The banana sandwich is a sandwich with a clock running against it. Banana flesh browns and softens the moment it is cut, so the plain build, mashed or sliced banana on buttered white bread, is at its sharpest in the few minutes between assembly and eating and noticeably worse an hour later. This is the defining fact of the form. It is a childhood sandwich and a made-to-order sandwich by necessity, not by ceremony, and any version that has to survive a lunchbox is fighting the fruit's own chemistry.
The craft is almost entirely about that oxidation and the moisture it brings. Mashed banana spreads and binds but bleeds faster and goes grey sooner; sliced banana holds its shape longer but slides under the top slice and makes the sandwich hard to bite cleanly. Butter spread to the edges is structural rather than incidental: it waterproofs the crumb against a filling that is mostly water and slows the bread going to a damp paste from underneath. Salted butter does a second job, because banana on its own is flat-sweet and the salt is what stops it reading as bland.
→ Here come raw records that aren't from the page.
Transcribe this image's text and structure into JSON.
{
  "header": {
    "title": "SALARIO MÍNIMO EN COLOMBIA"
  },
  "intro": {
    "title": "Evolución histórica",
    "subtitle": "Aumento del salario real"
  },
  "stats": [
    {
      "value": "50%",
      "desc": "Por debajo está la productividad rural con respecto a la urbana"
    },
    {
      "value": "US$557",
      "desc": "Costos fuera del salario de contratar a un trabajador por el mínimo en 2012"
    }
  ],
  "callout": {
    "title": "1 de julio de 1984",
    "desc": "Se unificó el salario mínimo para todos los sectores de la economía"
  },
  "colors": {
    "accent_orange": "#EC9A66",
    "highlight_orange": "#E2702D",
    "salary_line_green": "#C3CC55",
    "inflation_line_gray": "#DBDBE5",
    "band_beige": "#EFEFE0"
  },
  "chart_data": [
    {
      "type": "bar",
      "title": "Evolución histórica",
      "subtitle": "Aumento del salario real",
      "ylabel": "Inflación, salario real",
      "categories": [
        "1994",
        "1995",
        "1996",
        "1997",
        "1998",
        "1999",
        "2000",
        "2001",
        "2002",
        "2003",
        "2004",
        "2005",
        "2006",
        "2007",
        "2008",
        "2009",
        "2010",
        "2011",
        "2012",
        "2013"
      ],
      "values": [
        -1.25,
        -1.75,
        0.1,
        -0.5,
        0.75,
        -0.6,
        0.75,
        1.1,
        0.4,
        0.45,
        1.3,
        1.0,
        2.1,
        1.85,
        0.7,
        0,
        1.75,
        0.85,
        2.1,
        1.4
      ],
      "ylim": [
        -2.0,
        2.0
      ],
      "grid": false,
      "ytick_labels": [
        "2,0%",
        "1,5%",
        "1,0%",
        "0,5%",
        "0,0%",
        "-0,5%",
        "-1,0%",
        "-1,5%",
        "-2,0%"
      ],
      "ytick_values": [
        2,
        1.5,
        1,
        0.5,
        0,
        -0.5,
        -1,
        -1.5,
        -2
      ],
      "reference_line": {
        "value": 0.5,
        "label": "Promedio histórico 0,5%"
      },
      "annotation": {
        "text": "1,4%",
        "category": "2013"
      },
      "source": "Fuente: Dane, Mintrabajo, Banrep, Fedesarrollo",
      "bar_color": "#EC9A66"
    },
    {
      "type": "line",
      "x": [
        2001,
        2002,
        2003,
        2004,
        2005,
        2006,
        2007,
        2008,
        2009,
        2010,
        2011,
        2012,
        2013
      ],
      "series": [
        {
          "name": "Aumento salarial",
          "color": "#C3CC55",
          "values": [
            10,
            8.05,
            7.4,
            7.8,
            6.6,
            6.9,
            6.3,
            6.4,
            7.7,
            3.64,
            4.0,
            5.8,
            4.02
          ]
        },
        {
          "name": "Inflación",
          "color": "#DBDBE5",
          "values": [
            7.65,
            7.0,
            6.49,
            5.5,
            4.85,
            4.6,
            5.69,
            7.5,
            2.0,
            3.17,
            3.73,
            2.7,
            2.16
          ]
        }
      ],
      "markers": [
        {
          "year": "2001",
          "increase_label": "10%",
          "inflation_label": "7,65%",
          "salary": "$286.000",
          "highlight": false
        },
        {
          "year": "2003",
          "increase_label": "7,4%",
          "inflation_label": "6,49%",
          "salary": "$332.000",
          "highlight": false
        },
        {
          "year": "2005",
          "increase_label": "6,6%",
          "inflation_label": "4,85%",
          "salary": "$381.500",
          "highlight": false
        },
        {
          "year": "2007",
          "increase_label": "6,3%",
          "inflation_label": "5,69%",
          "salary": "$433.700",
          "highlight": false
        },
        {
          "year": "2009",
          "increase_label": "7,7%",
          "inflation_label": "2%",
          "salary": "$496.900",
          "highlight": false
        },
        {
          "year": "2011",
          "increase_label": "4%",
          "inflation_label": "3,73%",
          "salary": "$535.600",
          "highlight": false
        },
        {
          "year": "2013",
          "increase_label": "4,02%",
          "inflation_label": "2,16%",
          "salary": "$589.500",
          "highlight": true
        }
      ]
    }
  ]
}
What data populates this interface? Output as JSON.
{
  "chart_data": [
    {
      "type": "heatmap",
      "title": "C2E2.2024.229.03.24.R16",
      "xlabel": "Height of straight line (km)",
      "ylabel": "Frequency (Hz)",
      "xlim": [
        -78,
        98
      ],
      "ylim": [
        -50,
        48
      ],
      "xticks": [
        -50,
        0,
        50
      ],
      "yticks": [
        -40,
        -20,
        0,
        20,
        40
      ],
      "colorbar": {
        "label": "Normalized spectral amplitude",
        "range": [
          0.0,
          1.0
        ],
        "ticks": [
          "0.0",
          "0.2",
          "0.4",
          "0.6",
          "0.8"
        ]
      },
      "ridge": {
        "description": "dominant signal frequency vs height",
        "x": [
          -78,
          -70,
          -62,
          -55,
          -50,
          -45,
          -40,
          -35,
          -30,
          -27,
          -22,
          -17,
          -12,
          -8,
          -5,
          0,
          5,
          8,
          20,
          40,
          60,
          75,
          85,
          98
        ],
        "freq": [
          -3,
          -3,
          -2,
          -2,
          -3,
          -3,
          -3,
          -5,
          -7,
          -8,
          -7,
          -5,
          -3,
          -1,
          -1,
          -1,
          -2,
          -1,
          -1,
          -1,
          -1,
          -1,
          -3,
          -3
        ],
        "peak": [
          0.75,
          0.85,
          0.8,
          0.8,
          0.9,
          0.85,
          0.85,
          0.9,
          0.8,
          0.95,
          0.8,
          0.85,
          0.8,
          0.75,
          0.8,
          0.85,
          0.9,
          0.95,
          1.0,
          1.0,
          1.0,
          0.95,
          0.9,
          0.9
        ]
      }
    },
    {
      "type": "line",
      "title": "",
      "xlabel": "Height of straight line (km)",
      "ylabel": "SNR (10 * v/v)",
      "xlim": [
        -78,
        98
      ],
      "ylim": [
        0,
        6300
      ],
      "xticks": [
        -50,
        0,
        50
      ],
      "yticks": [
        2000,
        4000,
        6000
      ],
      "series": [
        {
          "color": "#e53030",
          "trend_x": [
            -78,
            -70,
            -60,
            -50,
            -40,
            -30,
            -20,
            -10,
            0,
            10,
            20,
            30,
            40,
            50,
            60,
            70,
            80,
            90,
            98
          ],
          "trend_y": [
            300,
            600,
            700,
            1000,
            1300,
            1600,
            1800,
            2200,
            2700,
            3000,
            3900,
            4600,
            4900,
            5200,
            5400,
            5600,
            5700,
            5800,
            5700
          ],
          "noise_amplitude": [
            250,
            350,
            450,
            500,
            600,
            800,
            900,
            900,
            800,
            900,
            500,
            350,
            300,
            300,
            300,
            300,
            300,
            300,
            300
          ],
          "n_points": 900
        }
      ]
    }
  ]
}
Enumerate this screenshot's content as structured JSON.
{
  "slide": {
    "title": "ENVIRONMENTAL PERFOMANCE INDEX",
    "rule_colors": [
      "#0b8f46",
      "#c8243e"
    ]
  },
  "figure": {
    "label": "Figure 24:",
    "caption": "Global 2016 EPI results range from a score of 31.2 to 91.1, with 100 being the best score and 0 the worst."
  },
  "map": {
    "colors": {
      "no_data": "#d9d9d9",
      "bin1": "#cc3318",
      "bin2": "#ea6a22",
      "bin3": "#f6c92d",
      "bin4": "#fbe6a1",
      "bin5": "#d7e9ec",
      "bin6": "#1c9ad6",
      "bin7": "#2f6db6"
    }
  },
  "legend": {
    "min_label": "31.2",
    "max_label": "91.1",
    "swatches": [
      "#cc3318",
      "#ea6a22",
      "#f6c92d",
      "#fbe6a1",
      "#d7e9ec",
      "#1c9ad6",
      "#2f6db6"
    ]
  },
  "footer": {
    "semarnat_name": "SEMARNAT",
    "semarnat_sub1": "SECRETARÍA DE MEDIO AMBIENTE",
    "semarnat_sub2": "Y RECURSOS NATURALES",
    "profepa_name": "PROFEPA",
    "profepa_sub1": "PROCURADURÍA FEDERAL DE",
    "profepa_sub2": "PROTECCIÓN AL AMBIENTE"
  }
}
The bread is soft and plain on purpose, since a banana with no texture of its own gains nothing from a crust with chew and only suffers from one that fights it.
The variations are mostly attempts to fix the timing problem or to add the contrast the plain version lacks. Sugar sprinkled on the banana adds grit and a faint crunch and is the most common British addition. Honey binds and sweetens but adds moisture the bread has to absorb. Peanut butter on the opposite slice slows the browning a little and supplies the salt and body the fruit does not have. Each deserves its own article rather than being crowded in here.